Wound dehiscence and infection are extraordinarily expensive complications that frequently require additional surgery and long‐term intravenous antibiotic treatment 37, 38, 39. Preliminary study data show a decrease in wound dehiscence and infection with use of incisional NPWT, which suggests potential cost savings. However, to date, there have been no comprehensive economic analyses of incisional NPWT use.
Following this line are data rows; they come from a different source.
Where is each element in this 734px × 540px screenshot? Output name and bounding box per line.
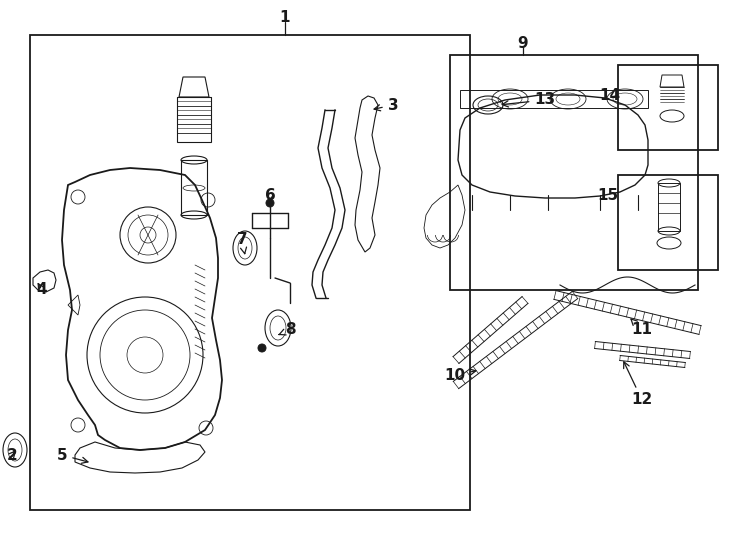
Bar: [618, 175, 718, 270]
Text: 2: 2: [7, 448, 18, 462]
Bar: [460, 90, 648, 108]
Bar: [177, 97, 211, 142]
Text: 9: 9: [517, 36, 528, 51]
Text: 6: 6: [265, 187, 275, 202]
Text: 10: 10: [445, 368, 476, 382]
Bar: [181, 160, 207, 215]
Text: 11: 11: [631, 319, 653, 338]
Text: 4: 4: [37, 282, 47, 298]
Text: 7: 7: [236, 233, 247, 254]
Bar: [618, 65, 718, 150]
Text: 14: 14: [600, 87, 620, 103]
Text: 1: 1: [280, 10, 290, 25]
Bar: [658, 183, 680, 231]
Text: 3: 3: [374, 98, 399, 112]
Text: 12: 12: [624, 362, 653, 408]
Bar: [30, 35, 470, 510]
Text: 13: 13: [502, 92, 556, 107]
Circle shape: [266, 199, 274, 207]
Circle shape: [258, 344, 266, 352]
Text: 15: 15: [597, 187, 619, 202]
Text: 8: 8: [279, 322, 295, 338]
Bar: [450, 55, 698, 290]
Text: 5: 5: [57, 448, 88, 463]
Additional well‐designed studies are essential to clearly identify the types of surgical incisions and the appropriate patients that would benefit most from incisional NPWT. Level 1 studies have shown that patients with high‐risk total hip arthroplasty or with lower‐extremity fractures treated with ORIF benefit from incisional NPWT in terms of lower rates of wound dehiscence, infection and seroma development 16, 28. Lower level data suggest that patients with acetabular fractures and sternal incisions, as well as obese patients, may also benefit. Other patients who may benefit are those undergoing total knee replacement who are either obese or have other risk factors for wound healing.

ACKNOWLEDGEMENT

We would like to thank Julissa Ramos, PhD (KCI, Inc.) for assisting with preparation of the manuscript.

CONFLICTS OF INTEREST

Dr JPS, Dr AG and Dr BL have Consulting agreements with Kinetic Concepts, Inc. This article is part of an educational supplement funded by Kinetic Concepts, Inc. to provide an overview of the V.A.C.® Therapy family of products for new users in developing markets. Targeted for distribution at the 2012 World Union of Wound Healing Societies (WUWHS) conference, this supplement article presents a brief literature review and clinical experience treating clean, closed surgical incisions with V.A.C.® Therapy or Prevena™ Incision Management System.